As Morningstar recently pointed, some mutual funds and indexes that focus on ESG themes like alternative proteins are made up of companies that earn only a small fraction of their revenues from these themes—a practice called “theme washing.” Morningstar’s own Global Food Innovation Index has a threshold of just 10%. But a newer offering, the actively managed VegTech Plant-based Innovation & Climate ETF, invests in companies with at least 50% of their revenues or assets in plant-based products. As always, it’s important to know what you own.

  1. Investor Appetite Is Strong

Beyond Meat’s share price dropped 75% in the first nine months of 2022, which CNN attributed to concerns that the market has peaked. But keep in mind that meat alternatives command a premium in the supermarket, where prices are rising at their fastest rate in four decades. Despite market volatility and sky-high inflation, alternative protein companies continue to gain market share. They also attracted $1.7 billion in venture capital in the first half of 2022 and $5 billion from all investors in 2021.

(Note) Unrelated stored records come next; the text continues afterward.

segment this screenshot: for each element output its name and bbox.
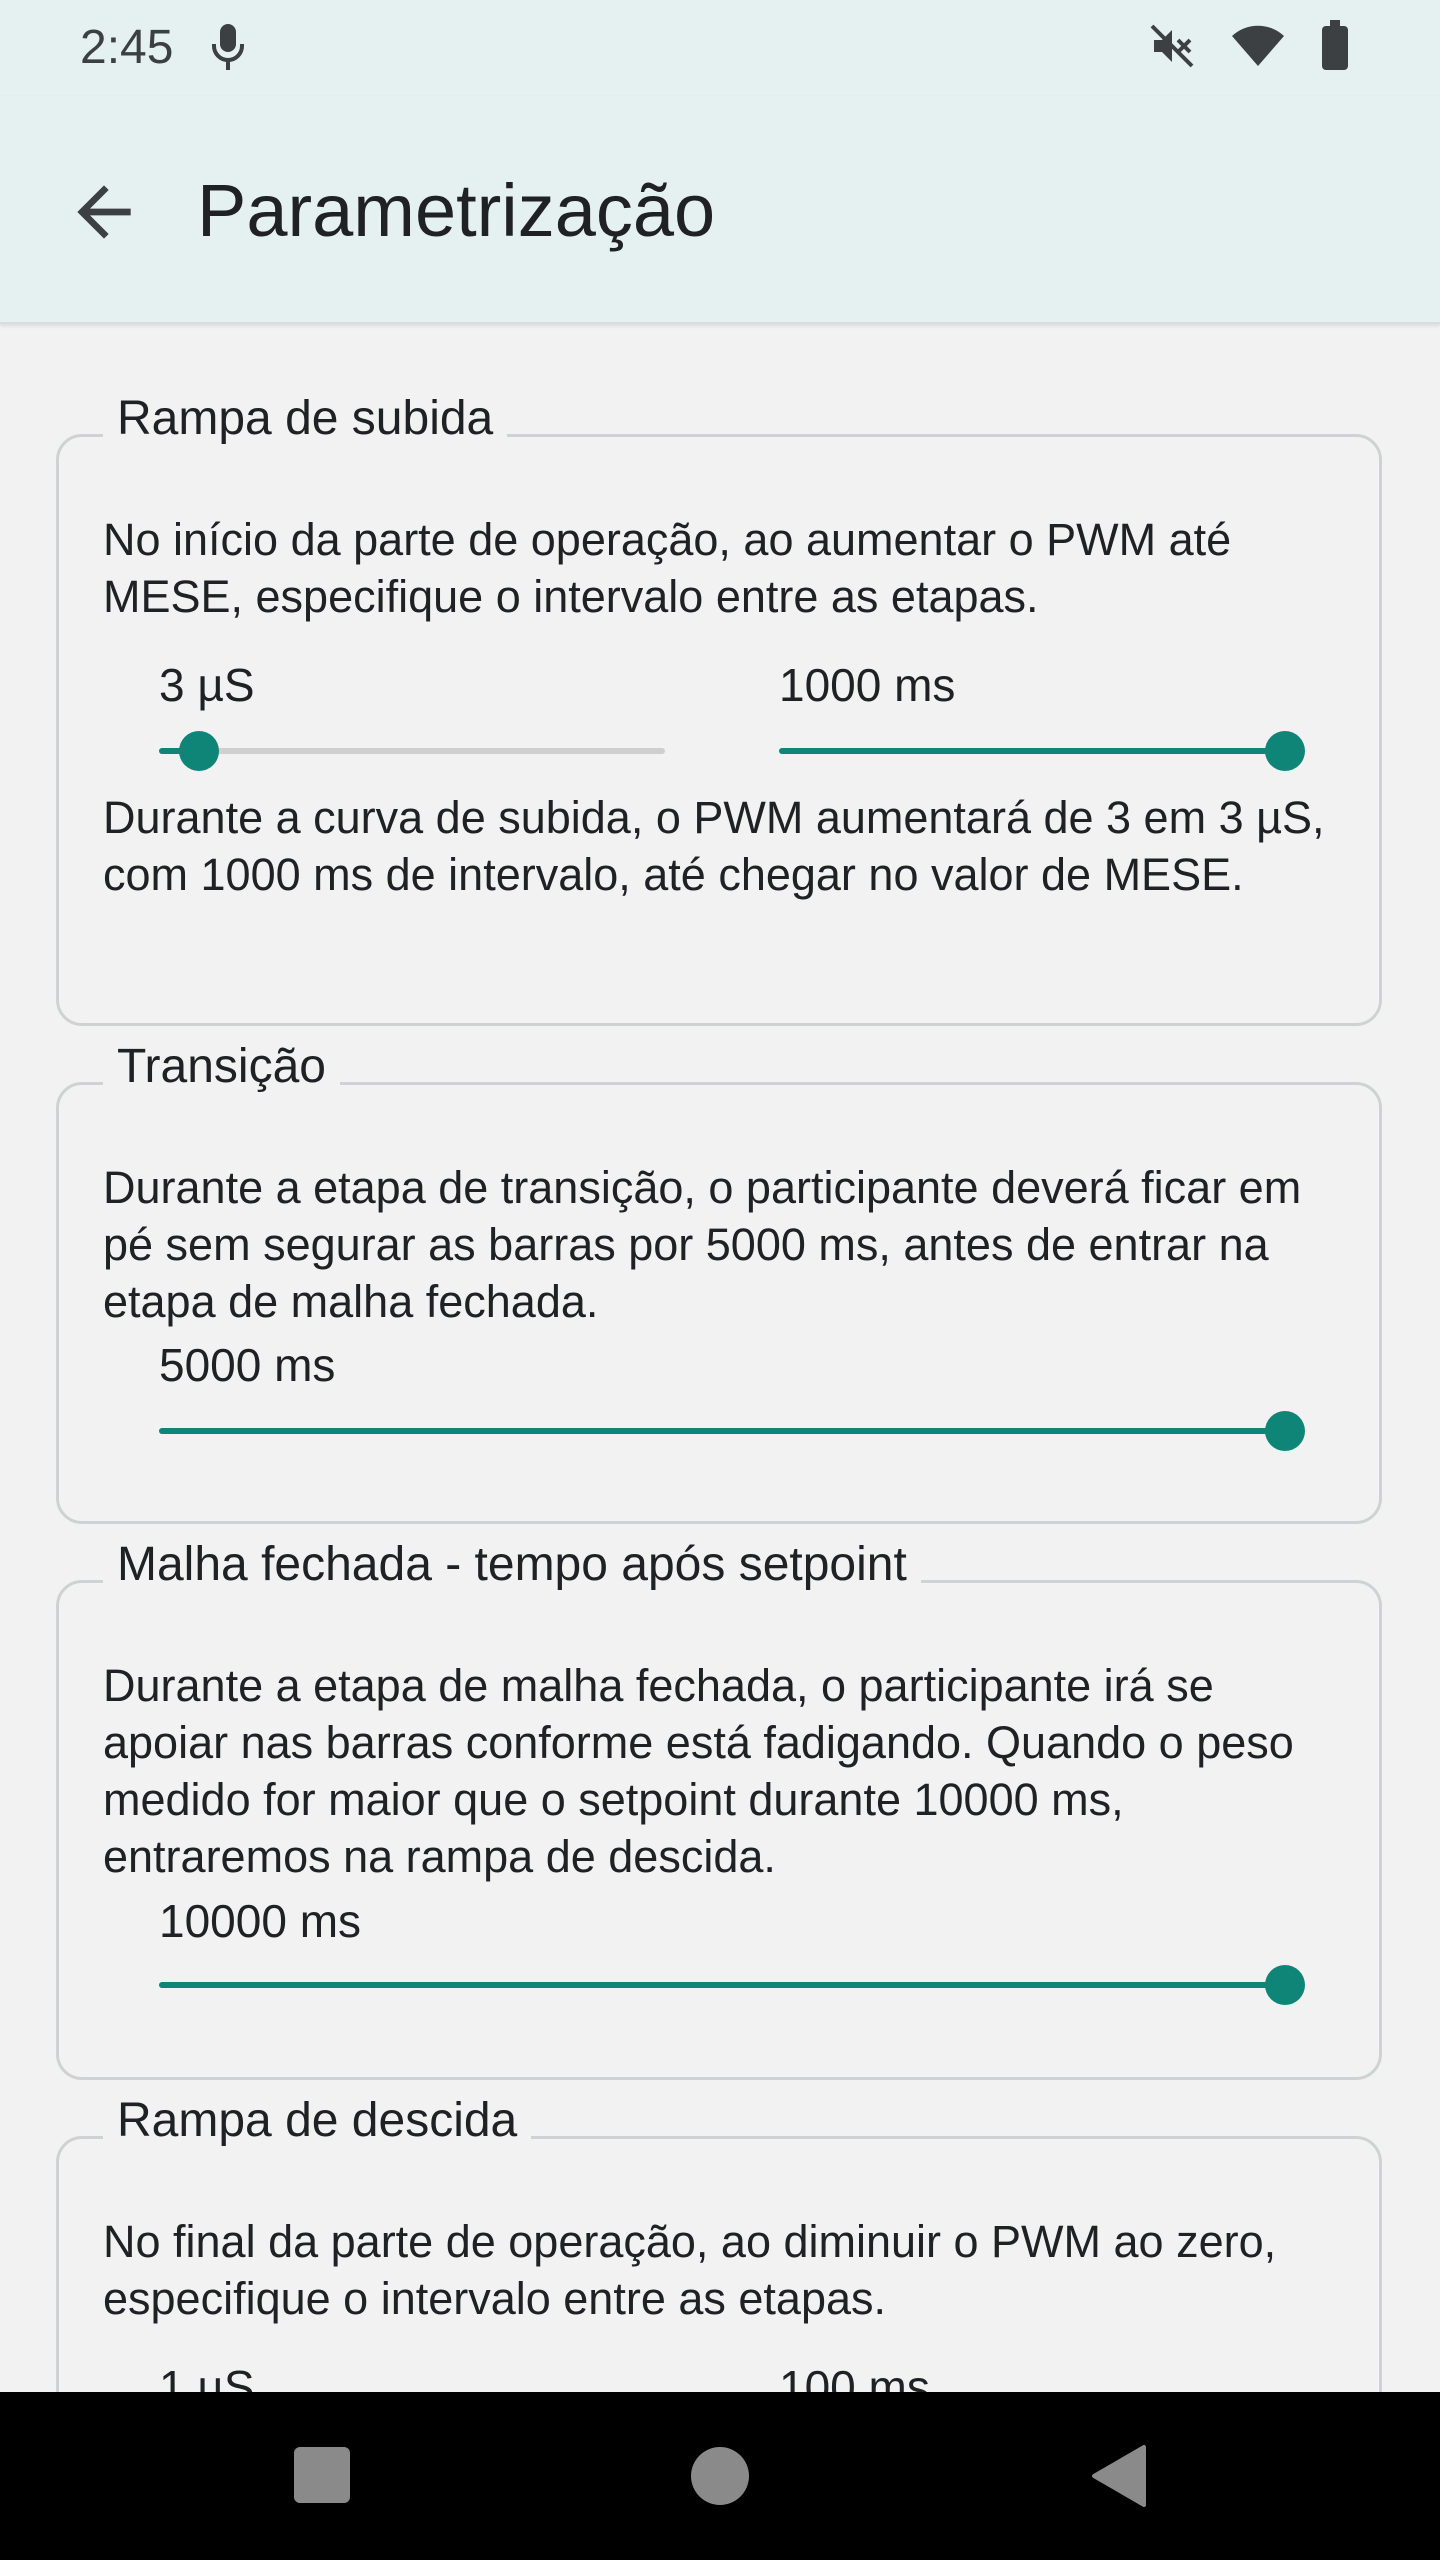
slider-thumb[interactable] xyxy=(179,731,220,771)
step-value-label: 3 µS xyxy=(159,659,255,711)
battery-icon xyxy=(1320,20,1350,77)
section-description: No final da parte de operação, ao diminu… xyxy=(103,2216,1277,2324)
closed-loop-value-label: 10000 ms xyxy=(159,1895,362,1947)
section-summary: Durante a curva de subida, o PWM aumenta… xyxy=(103,792,1325,900)
step-slider[interactable] xyxy=(159,731,665,771)
closed-loop-slider[interactable] xyxy=(159,1965,1305,2005)
arrow-back-icon xyxy=(77,185,131,239)
interval-value-label: 1000 ms xyxy=(779,659,956,711)
navigation-bar xyxy=(0,2392,1440,2560)
back-button[interactable] xyxy=(64,172,144,252)
slider-fill xyxy=(779,748,1285,754)
transition-value-label: 5000 ms xyxy=(159,1339,336,1391)
section-description: Durante a etapa de malha fechada, o part… xyxy=(103,1660,1294,1882)
slider-fill xyxy=(159,1428,1285,1434)
home-circle-icon[interactable] xyxy=(690,2446,750,2511)
section-title: Transição xyxy=(103,1037,340,1097)
section-description: Durante a etapa de transição, o particip… xyxy=(103,1162,1302,1327)
status-time: 2:45 xyxy=(80,21,174,74)
slider-thumb[interactable] xyxy=(1265,1411,1305,1451)
interval-slider[interactable] xyxy=(779,731,1305,771)
wifi-icon xyxy=(1230,22,1286,75)
card-rampa-subida: Rampa de subida No início da parte de op… xyxy=(56,389,1382,1026)
status-bar: 2:45 xyxy=(0,0,1440,96)
slider-fill xyxy=(159,1982,1285,1988)
transition-slider[interactable] xyxy=(159,1411,1305,1451)
page-title: Parametrização xyxy=(197,169,716,252)
back-triangle-icon[interactable] xyxy=(1090,2445,1146,2512)
section-title: Malha fechada - tempo após setpoint xyxy=(103,1535,921,1595)
card-transicao: Transição Durante a etapa de transição, … xyxy=(56,1037,1382,1524)
app-bar: Parametrização xyxy=(0,96,1440,324)
slider-track xyxy=(159,748,665,754)
section-title: Rampa de subida xyxy=(103,389,508,449)
mute-icon xyxy=(1148,22,1196,75)
card-malha-fechada: Malha fechada - tempo após setpoint Dura… xyxy=(56,1535,1382,2080)
slider-thumb[interactable] xyxy=(1265,1965,1305,2005)
mic-icon xyxy=(208,22,248,79)
recents-square-icon[interactable] xyxy=(294,2447,350,2508)
section-description: No início da parte de operação, ao aumen… xyxy=(103,514,1232,622)
slider-thumb[interactable] xyxy=(1265,731,1305,771)
section-title: Rampa de descida xyxy=(103,2091,532,2151)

  1. The Competition Is Fierce

The market for alternative proteins is highly fragmented. Beyond Meat, Impossible Foods and other independent players are competing against established food giants like Kellogg’s/MorningStar Farms (Incogmeato brand), ConAgra (Gardein Ultimate Burger), and Kraft Heinz (Boca burger). Kellogg’s plans to spin off its plant-based food operations into a new company called Plant Co. and Impossible Foods is considering an IPO. As the market matures, consolidation is likely.

  1. Plants Are Just the Beginning

In addition to plant-based proteins, alternatives to farm-raised meats include fungus/mushroom proteins, lab-grown meat, and algae/fermented proteins. The Good Food Institute maintains an online database of more than 1,100 alternative protein companies. It also joined with FAIRR to create two new ESG grading systems—one for pure-play alternative protein companies and another for diversified firms.